Osborn v. Bank of the United States 9 Wheaton 738 (1824)
OSBORN v. BANK OF THE UNITED STATES 9 Wheaton 738 (1824)
On its constitutional merits, Osborn was a replay of mcculloch v. maryland (1819). Ohio had sought to drive out the congressionally chartered bank by taxing its branches $50,000 each and by seizing money from its vaults. The bank sued the state auditor in a federal court for recovery of the money. The state argued that the eleventh amendment barred the court from taking jurisdiction, but, on appeal to the Supreme Court, Chief Justice john marshall concluded that the amendment applied only when the state was named as a party defendant—a position abandoned by the Court in later decisions. (See ex parte young.) On the principles of McCulloch, the auditor was liable for his trespass.
Osborn's lasting doctrinal contribution was its sweeping definition of congressional power under Article III to confer federal question jurisdiction on the federal courts.

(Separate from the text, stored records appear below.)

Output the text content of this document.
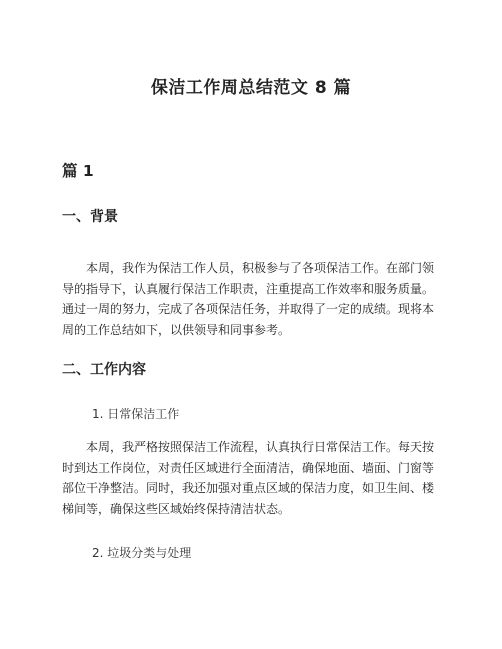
保洁工作周总结范文 8 篇
篇 1
一、背景

本周，我作为保洁工作人员，积极参与了各项保洁工作。在部门领导的指导下，认真履行保洁工作职责，注重提高工作效率和服务质量。通过一周的努力，完成了各项保洁任务，并取得了一定的成绩。现将本周的工作总结如下，以供领导和同事参考。

二、工作内容
1. 日常保洁工作

本周，我严格按照保洁工作流程，认真执行日常保洁工作。每天按时到达工作岗位，对责任区域进行全面清洁，确保地面、墙面、门窗等部位干净整洁。同时，我还加强对重点区域的保洁力度，如卫生间、楼梯间等，确保这些区域始终保持清洁状态。

2. 垃圾分类与处理
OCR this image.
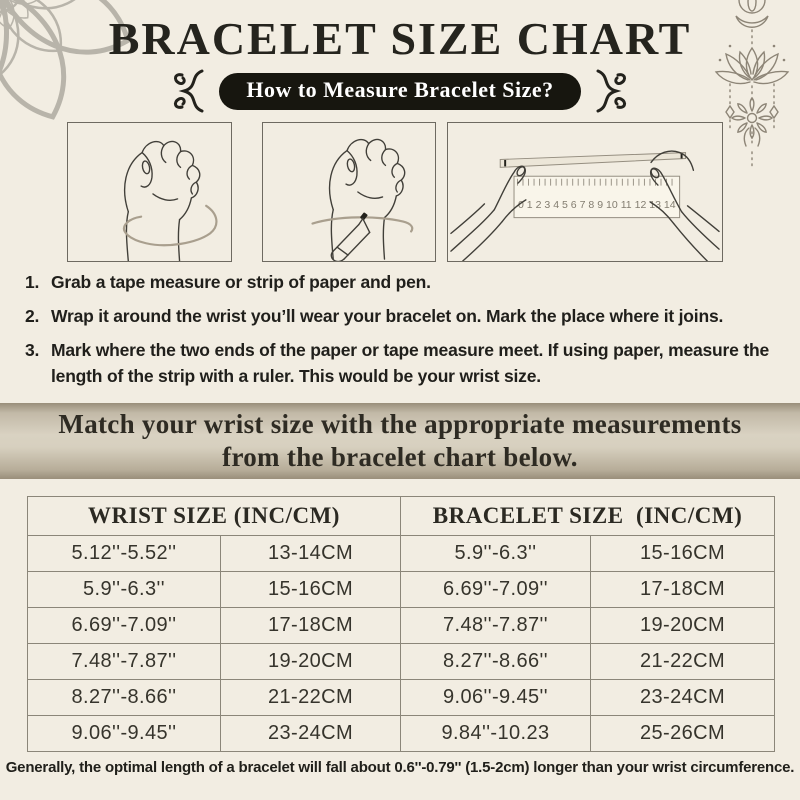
BRACELET SIZE CHART
How to Measure Bracelet Size?
0 1 2 3 4 5 6 7 8 9 10 11 12 13 14
1. Grab a tape measure or strip of paper and pen.
2. Wrap it around the wrist you’ll wear your bracelet on. Mark the place where it joins.
3. Mark where the two ends of the paper or tape measure meet. If using paper, measure the length of the strip with a ruler. This would be your wrist size.
Match your wrist size with the appropriate measurements
from the bracelet chart below.
WRIST SIZE (INC/CM)		BRACELET SIZE  (INC/CM)	
5.12''-5.52''	13-14CM	5.9''-6.3''	15-16CM
5.9''-6.3''	15-16CM	6.69''-7.09''	17-18CM
6.69''-7.09''	17-18CM	7.48''-7.87''	19-20CM
7.48''-7.87''	19-20CM	8.27''-8.66''	21-22CM
8.27''-8.66''	21-22CM	9.06''-9.45''	23-24CM
9.06''-9.45''	23-24CM	9.84''-10.23	25-26CM
Generally, the optimal length of a bracelet will fall about 0.6''-0.79'' (1.5-2cm) longer than your wrist circumference.
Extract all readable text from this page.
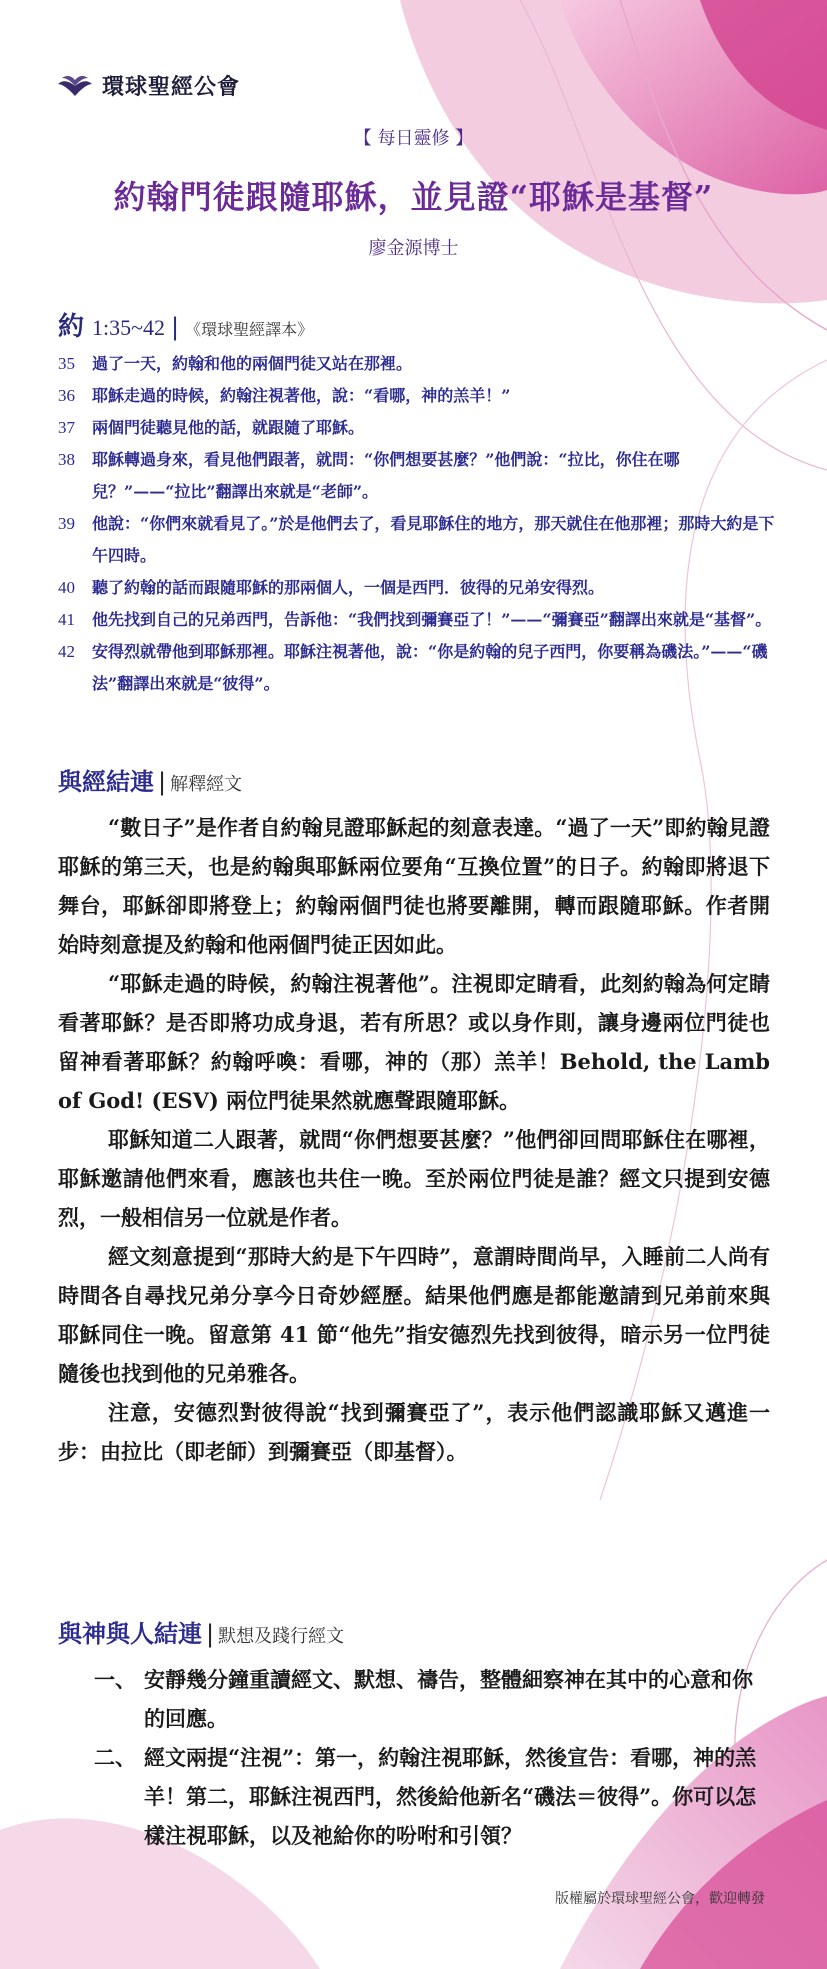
環球聖經公會
【 每日靈修 】
約翰門徒跟隨耶穌，並見證“耶穌是基督”
廖金源博士
約 1:35~42 | 《環球聖經譯本》
35	過了一天，約翰和他的兩個門徒又站在那裡。
36	耶穌走過的時候，約翰注視著他，說：“看哪，神的羔羊！”
37	兩個門徒聽見他的話，就跟隨了耶穌。
38	耶穌轉過身來，看見他們跟著，就問：“你們想要甚麼？”他們說：“拉比，你住在哪兒？”——“拉比”翻譯出來就是“老師”。
39	他說：“你們來就看見了。”於是他們去了，看見耶穌住的地方，那天就住在他那裡；那時大約是下午四時。
40	聽了約翰的話而跟隨耶穌的那兩個人，一個是西門．彼得的兄弟安得烈。
41	他先找到自己的兄弟西門，告訴他：“我們找到彌賽亞了！”——“彌賽亞”翻譯出來就是“基督”。
42	安得烈就帶他到耶穌那裡。耶穌注視著他，說：“你是約翰的兒子西門，你要稱為磯法。”——“磯法”翻譯出來就是“彼得”。
與經結連 | 解釋經文

“數日子”是作者自約翰見證耶穌起的刻意表達。“過了一天”即約翰見證耶穌的第三天，也是約翰與耶穌兩位要角“互換位置”的日子。約翰即將退下舞台，耶穌卻即將登上；約翰兩個門徒也將要離開，轉而跟隨耶穌。作者開始時刻意提及約翰和他兩個門徒正因如此。

“耶穌走過的時候，約翰注視著他”。注視即定睛看，此刻約翰為何定睛看著耶穌？是否即將功成身退，若有所思？或以身作則，讓身邊兩位門徒也留神看著耶穌？約翰呼喚：看哪，神的（那）羔羊！Behold, the Lamb of God! (ESV) 兩位門徒果然就應聲跟隨耶穌。

耶穌知道二人跟著，就問“你們想要甚麼？”他們卻回問耶穌住在哪裡，耶穌邀請他們來看，應該也共住一晚。至於兩位門徒是誰？經文只提到安德烈，一般相信另一位就是作者。

經文刻意提到“那時大約是下午四時”，意謂時間尚早，入睡前二人尚有時間各自尋找兄弟分享今日奇妙經歷。結果他們應是都能邀請到兄弟前來與耶穌同住一晚。留意第 41 節“他先”指安德烈先找到彼得，暗示另一位門徒隨後也找到他的兄弟雅各。

注意，安德烈對彼得說“找到彌賽亞了”，表示他們認識耶穌又邁進一步：由拉比（即老師）到彌賽亞（即基督）。

與神與人結連 | 默想及踐行經文
一、 安靜幾分鐘重讀經文、默想、禱告，整體細察神在其中的心意和你的回應。
二、 經文兩提“注視”：第一，約翰注視耶穌，然後宣告：看哪，神的羔羊！第二，耶穌注視西門，然後給他新名“磯法＝彼得”。你可以怎樣注視耶穌，以及祂給你的吩咐和引領？
版權屬於環球聖經公會，歡迎轉發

Marshall's view, which remains good law, was that cases "arising under" the Constitution, or federal laws, or treaties included—for purposes of defining congressional power to confer jurisdiction—any case in which federal law might potentially be dispositive. It made no difference that federal law was not implicated in the bank's complaint for trespass; the arguable invalidity of the bank's charter might possibly be raised as a defense to such an action. Although similar words ("arises under") are used in the statutes defining federal question jurisdiction, they have been interpreted more narrowly. Osborn thus defines congressional power, not its exercise.
theOsborn decision heightened the vehemence of state denunciations of the Court's judicial nationalism and even of its appellate jurisdiction. President andrew jackson's veto of the bank bill of 1832 probably reflected the prevailing belief—despite McCulloch and Osborn—that Congress had no constitutional authority to charter a corporation.